Over time and after renewing all your passwords, the password of the manager becomes the only one you need to remember. You need to find one that is complex enough, but that you will always remember. I recommend a whole sentence (eventually one that means something to you), with numbers and special characters.

Become Uncatchable

As a last resort, when creating an account on a site or application is indispensable, it is always possible to provide the least amount of information possible. Perhaps the phone field is optional. Or the postal address. For email addresses, it is possible via certain services like iCloud, Proton or SimpleLogin to create aliases. What is that?

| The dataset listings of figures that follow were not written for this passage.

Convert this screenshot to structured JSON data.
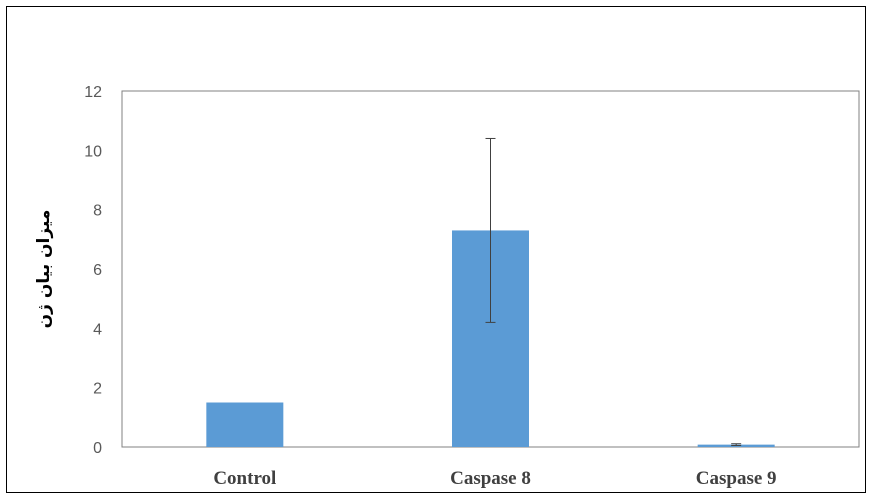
{
  "chart_data": {
    "type": "bar",
    "categories": [
      "Control",
      "Caspase 8",
      "Caspase 9"
    ],
    "values": [
      1.5,
      7.3,
      0.08
    ],
    "errors": [
      0.0,
      3.1,
      0.03
    ],
    "ylabel": "میزان بیان ژن",
    "xlabel": "",
    "ylim": [
      0,
      12
    ],
    "yticks": [
      0,
      2,
      4,
      6,
      8,
      10,
      12
    ],
    "grid": false,
    "bar_color": "#5b9bd5",
    "error_color": "#404040",
    "axis_color": "#808080"
  }
}
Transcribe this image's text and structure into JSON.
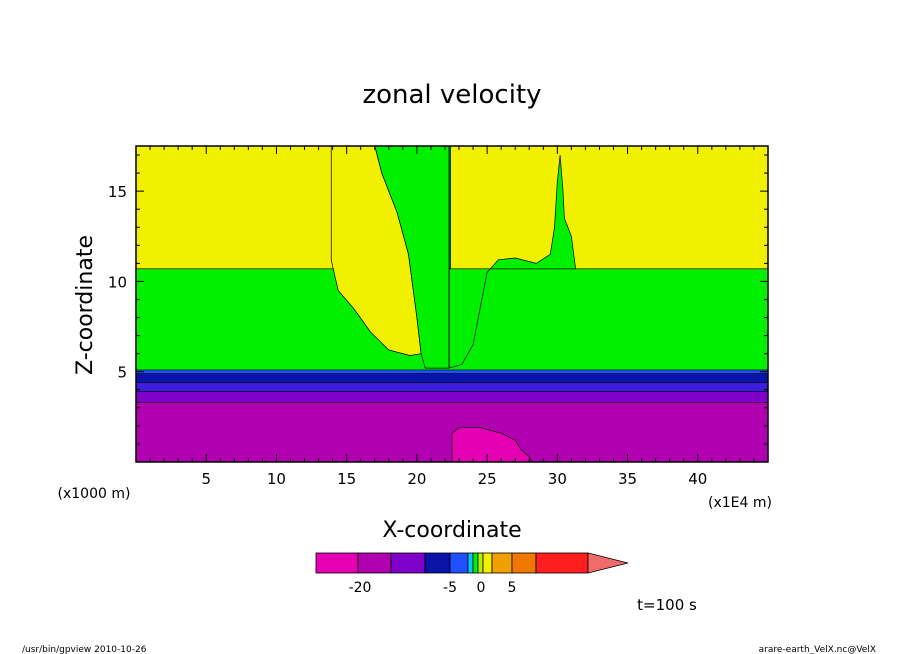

Instead of always giving the same very personal email address to a multitude of websites, you create an alias per site. For example, instead of giving name.lastname@protonmail.com to your gym, you give the alias you have generated: alias-gym@passmail.com. The gym only sees alias-gym@passmail.com, but all the emails that the gym sends you arrive at name.lastname@protonmail.com. This has several advantages:

  • In the event of a hack of your gym’s servers (hello Basic-Fit), if your email is retrieved by a scammer, you will then see that spam arrives via this alias, which you can deactivate without having to deactivate your main address.
  • Without talking about hacking, some companies do not hesitate to sell your data to brokers. You will know which ones when you also see spam arriving on a specific alias.
  • Finally, separating your digital identity into a multitude of aliases complicates profiling by trackers when you browse multiple sites or applications.

An analogy in real life: giving the address of a mailbox in the city rather than that of your personal residence. In reality, not many people do this, as (fortunately) there are few reasons for this abundance of precaution and confidentiality, and maintaining a mailbox is expensive. On the internet, however, there are fewer excuses, as the potential nuisance of spammers is much greater (they can flood you with phishing emails, which cost them $0) and maintaining an alias is free.

Your main email address, immutable unless you recreate an account, should be your most precious treasure, which should never leak or be exposed to the public. All other addresses can be treated as deactivatable at any time.

By using email aliases as well as passwords generated via your manager, you have a different identity per site, which trackers associate with a different user (especially if you deactivate most trackers with an extension like uBlock Origin), making your profiling much more complicated. You become “anti-fragile”: you stop relying on a single identity (corresponding almost to your intrinsic identity) that you share everywhere, which becomes a single point of failure if it ends up in the wild, and which exposes you to continuous spam. Instead, you use a multitude of identities that you can completely dissociate from. Activate and deactivate them on demand if one of them leaks. You become uncatchable.

Spread Good Practices

Finally, these individual measures must be accompanied by collective awareness. Express your interest in these subjects during public debates and elections. Demand strict preservation of individual freedoms and respect for privacy. Demand that your government does not weaken encryption, but instead invest massively in targeted and judicially framed investigations. Support scientific enlightenment of the debate. There are many technical solutions that, if well implemented, can serve as a fair compromise. Stay open and curious, do not be afraid to search for yourself and learn. Share your discoveries!